Electrical Impedance Tomography
Electrical Impedance Tomography (EIT) is a measurement procedure based on injecting low levels of current into the body, then measuring the potential field created by volume conduction of this current through bodily tissues. From the potential field and the known position of the injected current, properties of the body tissue can be inferred through the inverse solution. Although this method has been researched for many years, it has not yet been widely applied to medical problems. A major factor in the poor adoption of EIT is that it was initially conceived as an imaging method, and x-ray and MR techniques make much better images.
Electrical Impedance Tomography research at the NeuroInformatics Center has focused on the more constrained problem of inferring subject specific electrical conductivities for head tissues. High resolution knowledge of tissue geometries can be measured by MR imaging. By assuming that tissue conductivities are homogenous within each segmented tissue type, the EIT problem may be cast as a search over the multi-dimensional space of unknown conductivities. The search employs the forward problem with chosen parameter estimates and a function that determines the error of the forward calculation with measured data from multiple current injection pairs. As the error residuals of local inverse searches are minimized, the global search determines convergence to final property estimates based on its knowledge of how well the parameter space has been sampled.
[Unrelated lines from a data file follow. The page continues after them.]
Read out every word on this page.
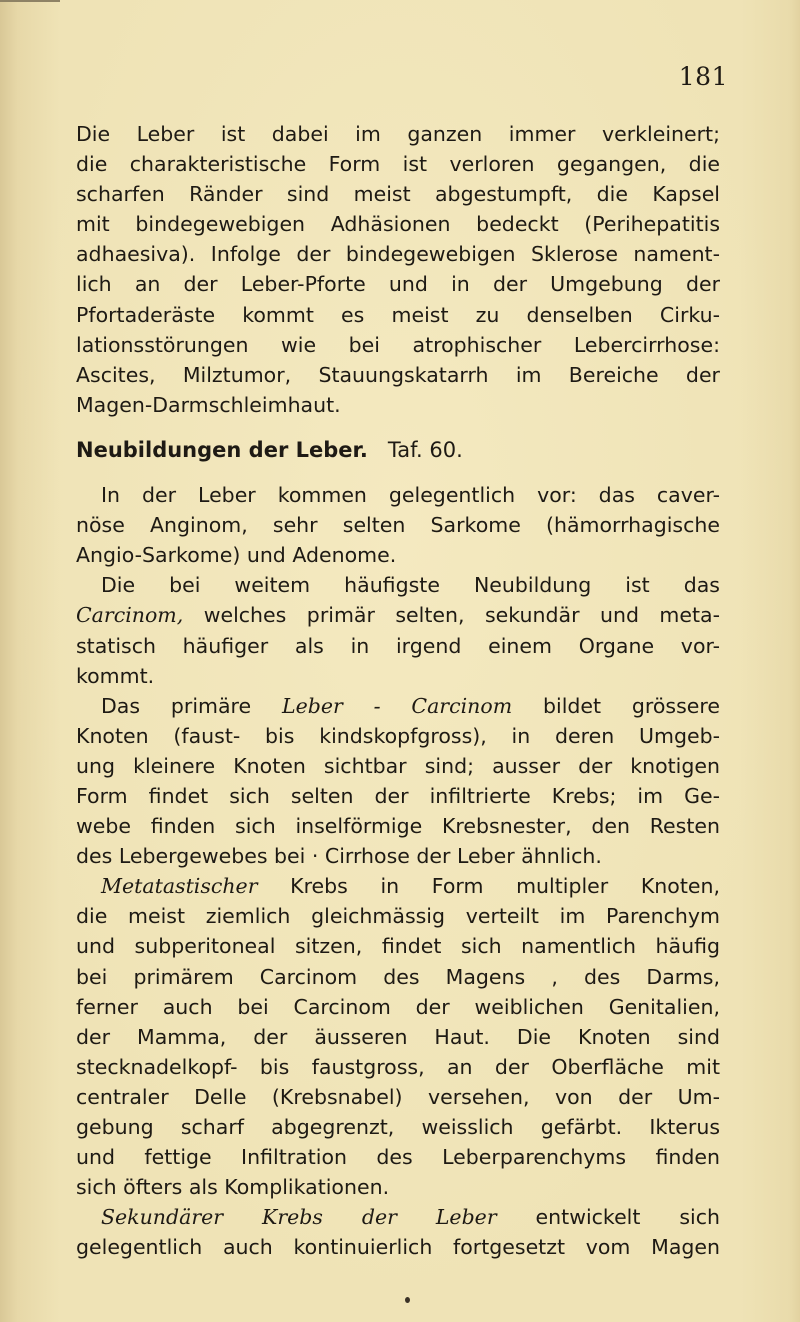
181

Die Leber ist dabei im ganzen immer verkleinert;
die charakteristische Form ist verloren gegangen, die
scharfen Ränder sind meist abgestumpft, die Kapsel
mit bindegewebigen Adhäsionen bedeckt (Perihepatitis
adhaesiva). Infolge der bindegewebigen Sklerose nament-
lich an der Leber-Pforte und in der Umgebung der
Pfortaderäste kommt es meist zu denselben Cirku-
lationsstörungen wie bei atrophischer Lebercirrhose:
Ascites, Milztumor, Stauungskatarrh im Bereiche der
Magen-Darmschleimhaut.
Neubildungen der Leber. Taf. 60.
In der Leber kommen gelegentlich vor: das caver-
nöse Anginom, sehr selten Sarkome (hämorrhagische
Angio-Sarkome) und Adenome.
Die bei weitem häufigste Neubildung ist das
Carcinom, welches primär selten, sekundär und meta-
statisch häufiger als in irgend einem Organe vor-
kommt.
Das primäre Leber - Carcinom bildet grössere
Knoten (faust- bis kindskopfgross), in deren Umgeb-
ung kleinere Knoten sichtbar sind; ausser der knotigen
Form findet sich selten der infiltrierte Krebs; im Ge-
webe finden sich inselförmige Krebsnester, den Resten
des Lebergewebes bei · Cirrhose der Leber ähnlich.
Metatastischer Krebs in Form multipler Knoten,
die meist ziemlich gleichmässig verteilt im Parenchym
und subperitoneal sitzen, findet sich namentlich häufig
bei primärem Carcinom des Magens , des Darms,
ferner auch bei Carcinom der weiblichen Genitalien,
der Mamma, der äusseren Haut. Die Knoten sind
stecknadelkopf- bis faustgross, an der Oberfläche mit
centraler Delle (Krebsnabel) versehen, von der Um-
gebung scharf abgegrenzt, weisslich gefärbt. Ikterus
und fettige Infiltration des Leberparenchyms finden
sich öfters als Komplikationen.
Sekundärer Krebs der Leber entwickelt sich
gelegentlich auch kontinuierlich fortgesetzt vom Magen
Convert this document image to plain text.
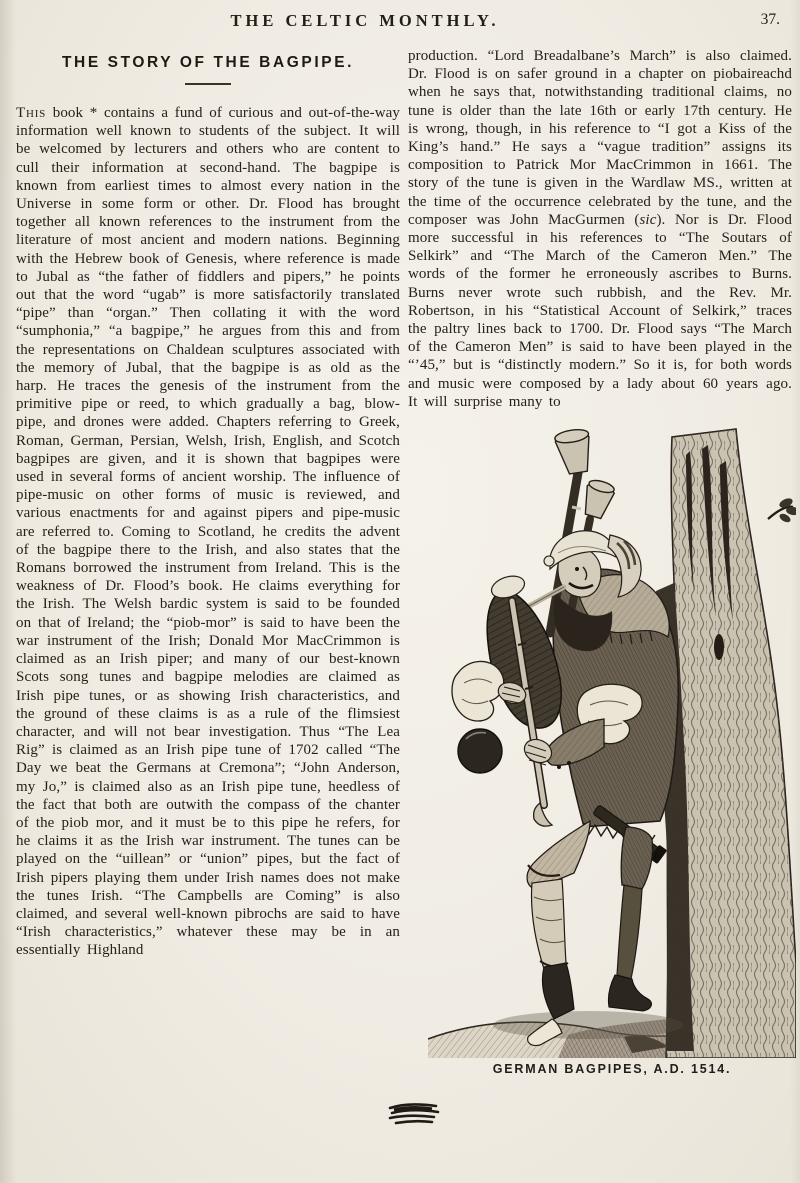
THE CELTIC MONTHLY.	37.
THE STORY OF THE BAGPIPE.

This book * contains a fund of curious and out-of-the-way information well known to students of the subject. It will be welcomed by lecturers and others who are content to cull their information at second-hand. The bagpipe is known from earliest times to almost every nation in the Universe in some form or other. Dr. Flood has brought together all known references to the instrument from the literature of most ancient and modern nations. Beginning with the Hebrew book of Genesis, where reference is made to Jubal as “the father of fiddlers and pipers,” he points out that the word “ugab” is more satisfactorily translated “pipe” than “organ.” Then collating it with the word “sumphonia,” “a bagpipe,” he argues from this and from the representations on Chaldean sculptures associated with the memory of Jubal, that the bagpipe is as old as the harp. He traces the genesis of the instrument from the primitive pipe or reed, to which gradually a bag, blow-pipe, and drones were added. Chapters referring to Greek, Roman, German, Persian, Welsh, Irish, English, and Scotch bagpipes are given, and it is shown that bagpipes were used in several forms of ancient worship. The influence of pipe-music on other forms of music is reviewed, and various enactments for and against pipers and pipe-music are referred to. Coming to Scotland, he credits the advent of the bagpipe there to the Irish, and also states that the Romans borrowed the instrument from Ireland. This is the weakness of Dr. Flood’s book. He claims everything for the Irish. The Welsh bardic system is said to be founded on that of Ireland; the “piob-mor” is said to have been the war instrument of the Irish; Donald Mor MacCrimmon is claimed as an Irish piper; and many of our best-known Scots song tunes and bagpipe melodies are claimed as Irish pipe tunes, or as showing Irish characteristics, and the ground of these claims is as a rule of the flimsiest character, and will not bear investigation. Thus “The Lea Rig” is claimed as an Irish pipe tune of 1702 called “The Day we beat the Germans at Cremona”; “John Anderson, my Jo,” is claimed also as an Irish pipe tune, heedless of the fact that both are outwith the compass of the chanter of the piob mor, and it must be to this pipe he refers, for he claims it as the Irish war instrument. The tunes can be played on the “uillean” or “union” pipes, but the fact of Irish pipers playing them under Irish names does not make the tunes Irish. “The Campbells are Coming” is also claimed, and several well-known pibrochs are said to have “Irish characteristics,” whatever these may be in an essentially Highland

production. “Lord Breadalbane’s March” is also claimed. Dr. Flood is on safer ground in a chapter on piobaireachd when he says that, notwithstanding traditional claims, no tune is older than the late 16th or early 17th century. He is wrong, though, in his reference to “I got a Kiss of the King’s hand.” He says a “vague tradition” assigns its composition to Patrick Mor MacCrimmon in 1661. The story of the tune is given in the Wardlaw MS., written at the time of the occurrence celebrated by the tune, and the composer was John MacGurmen (sic). Nor is Dr. Flood more successful in his references to “The Soutars of Selkirk” and “The March of the Cameron Men.” The words of the former he erroneously ascribes to Burns. Burns never wrote such rubbish, and the Rev. Mr. Robertson, in his “Statistical Account of Selkirk,” traces the paltry lines back to 1700. Dr. Flood says “The March of the Cameron Men” is said to have been played in the “’45,” but is “distinctly modern.” So it is, for both words and music were composed by a lady about 60 years ago. It will surprise many to

GERMAN BAGPIPES, A.D. 1514.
As the results of solving the forward electrical problem depend intimately on the tissue conductivities, accurate estimation of tissue conductivities is vital for successful EEG source localization. For either problem, source localization or impedance imaging, solving the inverse search usually involves the large number of runs of the forward problem. Therefore, computational methods for the forward problem, which are stable, fast and eligible for parallelization, as well as intelligent strategies and techniques for multi-parameter search, are of paramount importance.